Six rats per group were deeply anesthetized with inhaled isoflurane (Isoforine, Cristália, São Paulo, Brazil) and euthanized 7 days after 2VO surgery. Posteriorly, 1,000 IU heparin (Cristália, São Paulo, Brazil) was injected via the left ventricle. Subsequently, the rats underwent transcardiac perfusion via the left ventricle with saline solution (0.9% NaCl), followed by 4% paraformaldehyde diluted in 0.1 M phosphate buffer (pH 7.4) at room temperature and pumped using a peristaltic pump (Milan, Paraná, Brazil). The brains were removed from the skulls and samples were post-fixed in the previous fixative solution and cryoprotected with a 15% and 30% sucrose (Neon, Espírito Santo, Brazil) and phosphate buffer saline (PBS) solution. After cryoprotection, the brains were frozen using isopentane, cooled in liquid nitrogen, and stored in a −80°C freezer. The samples were cut in a cryostat (Leica Microsystems, Wetzlar, Germany), and the slices of 30 µm each were sliced and stored in plates containing wells with PBS buffer. The slices were obtained from the dorsal hippocampus region, positioned approximately between the bregma −2.80 mm to −3.60 mm, according to The Rat Brain in Stereotaxic Coordinates (33).

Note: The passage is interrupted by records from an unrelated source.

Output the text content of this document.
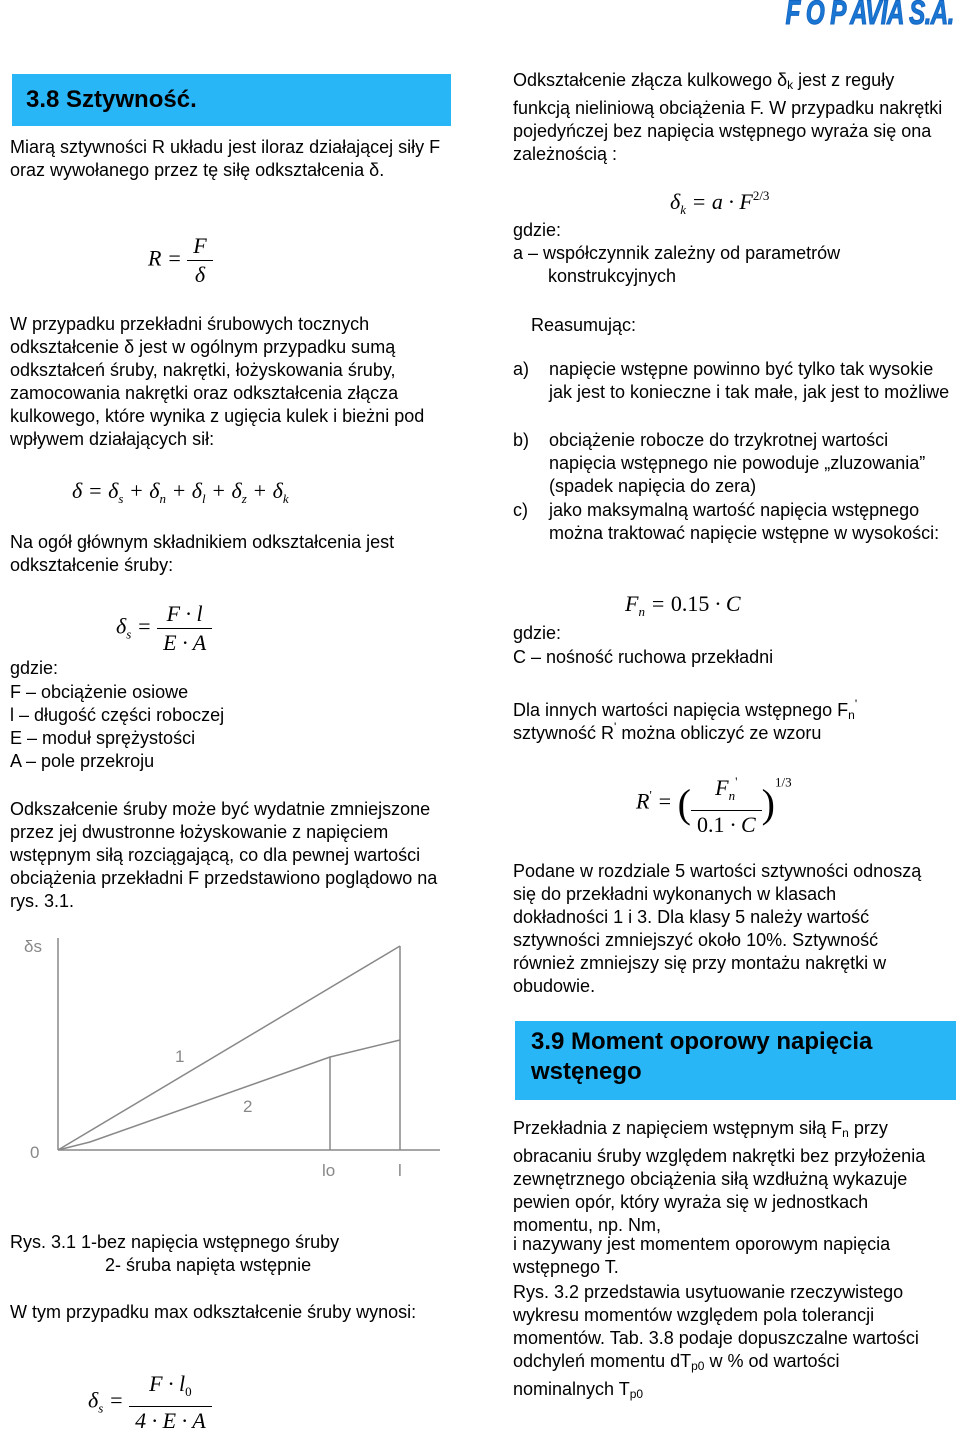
F O P AVIA S.A.
3.8 Sztywność.

Miarą sztywności R układu jest iloraz działającej siły F oraz wywołanego przez tę siłę odkształcenia δ.

$R = \frac{F}{\delta}$

W przypadku przekładni śrubowych tocznych odkształcenie δ jest w ogólnym przypadku sumą odkształceń śruby, nakrętki, łożyskowania śruby, zamocowania nakrętki oraz odkształcenia złącza kulkowego, które wynika z ugięcia kulek i bieżni pod wpływem działających sił:

$\delta = \delta_s + \delta_n + \delta_l + \delta_z + \delta_k$

Na ogół głównym składnikiem odkształcenia jest odkształcenie śruby:

$\delta_s = \frac{F \cdot l}{E \cdot A}$

gdzie:

F – obciążenie osiowe

l – długość części roboczej

E – moduł sprężystości

A – pole przekroju

Odkszałcenie śruby może być wydatnie zmniejszone przez jej dwustronne łożyskowanie z napięciem wstępnym siłą rozciągającą, co dla pewnej wartości obciążenia przekładni F przedstawiono poglądowo na rys. 3.1.

δs
0
1
2
lo	l

Rys. 3.1 1-bez napięcia wstępnego śruby

2- śruba napięta wstępnie

W tym przypadku max odkształcenie śruby wynosi:

$\delta_s = \frac{F \cdot l_0}{4 \cdot E \cdot A}$

Odkształcenie złącza kulkowego δk jest z reguły funkcją nieliniową obciążenia F. W przypadku nakrętki pojedyńczej bez napięcia wstępnego wyraża się ona zależnością :

$\delta_k = a \cdot F^{2/3}$

gdzie:

a – współczynnik zależny od parametrów

konstrukcyjnych

Reasumując:

a) napięcie wstępne powinno być tylko tak wysokie jak jest to konieczne i tak małe, jak jest to możliwe
b) obciążenie robocze do trzykrotnej wartości napięcia wstępnego nie powoduje „zluzowania” (spadek napięcia do zera)
c) jako maksymalną wartość napięcia wstępnego można traktować napięcie wstępne w wysokości:
$F_n = 0.15 \cdot C$

gdzie:

C – nośność ruchowa przekładni

Dla innych wartości napięcia wstępnego Fn'

sztywność R' można obliczyć ze wzoru

R' = ( $\frac{F_n'}{0.1 \cdot C} )^{1/3}$

Podane w rozdziale 5 wartości sztywności odnoszą się do przekładni wykonanych w klasach dokładności 1 i 3. Dla klasy 5 należy wartość sztywności zmniejszyć około 10%. Sztywność również zmniejszy się przy montażu nakrętki w obudowie.

3.9 Moment oporowy napięcia wstęnego

Przekładnia z napięciem wstępnym siłą Fn przy obracaniu śruby względem nakrętki bez przyłożenia zewnętrznego obciążenia siłą wzdłużną wykazuje pewien opór, który wyraża się w jednostkach momentu, np. Nm,

i nazywany jest momentem oporowym napięcia wstępnego T.

Rys. 3.2 przedstawia usytuowanie rzeczywistego wykresu momentów względem pola tolerancji momentów. Tab. 3.8 podaje dopuszczalne wartości odchyleń momentu dTp0 w % od wartości nominalnych Tp0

The free-floating immunofluorescence protocol was applied as follows: the samples were heated in 10 mM citrate buffer at 60°C in a water bath for epitope reactivation. One hour later, they were washed in PBS to remove the citrate buffer residue, incubated in a solution containing PBS–Triton X-100 0.3% for 10 min, and incubated in a solution containing 3% goat serum (#A2153, Sigma-Aldrich) diluted in 0.3% PBS–Triton X-100 at room temperature for 45 min (solution to block unspecific binding). Subsequently, double staining was performed on the slices incubated overnight with the primary antibody: GFAP anti-mouse (1:500; Thermo Fisher Scientific Cat# MA5-12023, RRID: AB_10984338). The next day, the slices were washed in PBS and incubated with secondary antibody conjugate with Alexa Fluor 488 anti-mouse (1:800; Thermo Fisher Scientific Cat# A-11001 RRID: AB_2534069) for 1 h in a dark room (room temperature). The slices were washed for the last time in PBS and mounted on gelatin-coated slides covered with coverslips and aqueous mounting medium with DAPI (Fluoroshield F6057, Sigma-Aldrich). The Olympus FV300 confocal microscope equipped with an excitation wavelength of 488 nm was used to visualize the CA1 and CA3 subfields of the hippocampus in 400-fold magnification. All conditions were the same during the capture process.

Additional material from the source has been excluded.